We cut a tad to the left and proceeded to climb up what was now a goat trail through a pine strewn crevice between the 2 gigantic boulders that once made the waterfall. Out onto the mesa it was smooth sailing, a slight downward gradient kept us moving at highspeeds through te pine forrest that over looked the canyon that we were fast approaching. This is where Arturo's "30-40 kilometers" made me worry; because as we came to the rim of the Rechowata canyon, I realized that 30 kilometers in this country also meant at least 4 kilometers of elevation change... no matter what route you chose.
We followed the Indian trail down into the first of the 3 "minor" canyons that we would cross that day. 4 ft. rock ledges, in the middle of the trail, made me extatic that I was going down, instead of portageing up. I was also relieved to see that once we were across the river there was an old logging "road" up the other side. Calling it a "road" is a great misnomer; though at one time I may have considered it a wagon trail, throw 30 years of neglect on a passage that would have never been classified as "road" in the first place, and we were still looking at a very difficult climb (about 2000 ft of it.).
After one more mesa, and one more canyon, we were atop the mesa just before Cusarare Valley where the lodge was located. We turned away from the lodge for a moment to get a look at Cusarare Falls, the 90ft. waterfall that turns Cusarare Valley into Basirechwata Canyon. We stopped to rest atop the 1000ft. sheer rock face that hung above the tourists enjoying the TOP of the waterfall. We could not even see the ones swimming beneath the mist at the bottom. After the steepest descent I have ever ridden to this day, it was a short ride up the valley to the lodge where hot dinner was waiting. Yes, we left at 9 am, and it took us until dinner time to cover that 30 kilometers.

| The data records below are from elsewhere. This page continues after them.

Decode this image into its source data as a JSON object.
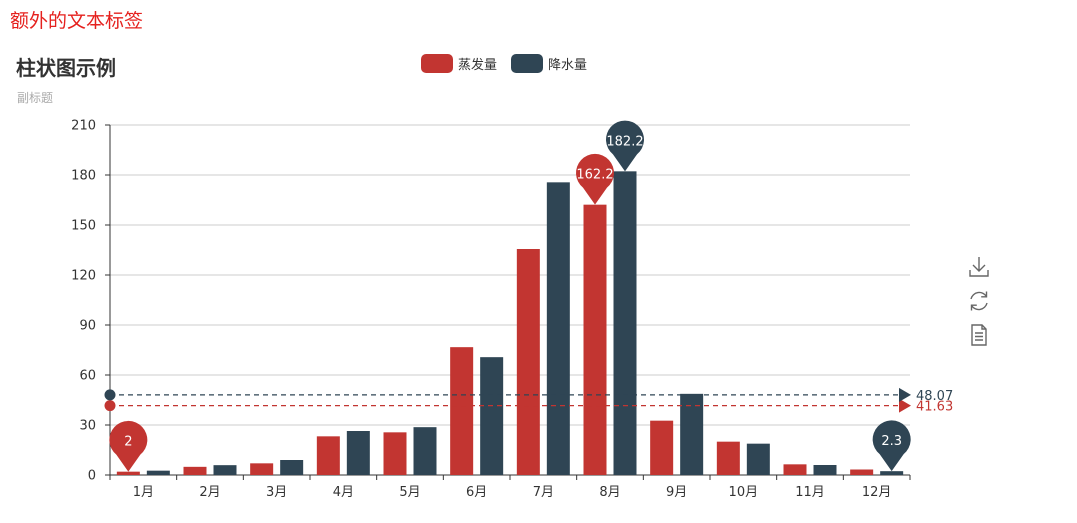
{
  "extra_label": "额外的文本标签",
  "title": "柱状图示例",
  "subtitle": "副标题",
  "colors": {
    "evaporation": "#c23531",
    "precipitation": "#2f4554",
    "axis": "#333333",
    "grid": "#cccccc"
  },
  "legend": [
    {
      "name": "蒸发量",
      "color": "#c23531"
    },
    {
      "name": "降水量",
      "color": "#2f4554"
    }
  ],
  "toolbox": {
    "icons": [
      "save-as-image-icon",
      "restore-icon",
      "data-view-icon"
    ]
  },
  "chart_data": {
    "type": "bar",
    "categories": [
      "1月",
      "2月",
      "3月",
      "4月",
      "5月",
      "6月",
      "7月",
      "8月",
      "9月",
      "10月",
      "11月",
      "12月"
    ],
    "series": [
      {
        "name": "蒸发量",
        "color": "#c23531",
        "values": [
          2.0,
          4.9,
          7.0,
          23.2,
          25.6,
          76.7,
          135.6,
          162.2,
          32.6,
          20.0,
          6.4,
          3.3
        ],
        "mark_points": [
          {
            "type": "max",
            "label": "162.2"
          },
          {
            "type": "min",
            "label": "2"
          }
        ],
        "mark_line": {
          "type": "average",
          "value": 41.63,
          "label": "41.63"
        }
      },
      {
        "name": "降水量",
        "color": "#2f4554",
        "values": [
          2.6,
          5.9,
          9.0,
          26.4,
          28.7,
          70.7,
          175.6,
          182.2,
          48.7,
          18.8,
          6.0,
          2.3
        ],
        "mark_points": [
          {
            "type": "max",
            "label": "182.2"
          },
          {
            "type": "min",
            "label": "2.3"
          }
        ],
        "mark_line": {
          "type": "average",
          "value": 48.07,
          "label": "48.07"
        }
      }
    ],
    "ylim": [
      0,
      210
    ],
    "yticks": [
      0,
      30,
      60,
      90,
      120,
      150,
      180,
      210
    ],
    "grid": true,
    "legend_position": "top-center"
  }
}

Since then I have been back to the area many times and tried many different rides, all of them equally challenging or greater. There are even rides that take you into the bottom of one of the major canyons by road, or trail. If you plan to ride in the Copper Canyon, GET A GOOD GUIDE. Topografic maps are not accurate and if you are going into the heart of the major canyons you will need to find native guides to folow on foot (yes, they can keep up, if not go faster). Most native guides only know part of the way and you will have to find another to take you the rest, so bring lots of gifts, and a few pesos. Also be sure to speak with someone knowlegable on the area about interaction with the natives as once in the deep woods many of them have little or no contact with americans (or mexicans for that matter). If you really want to get on their good side, bring a sack of balloons and give one to each little kid you see, it will entertain them for days.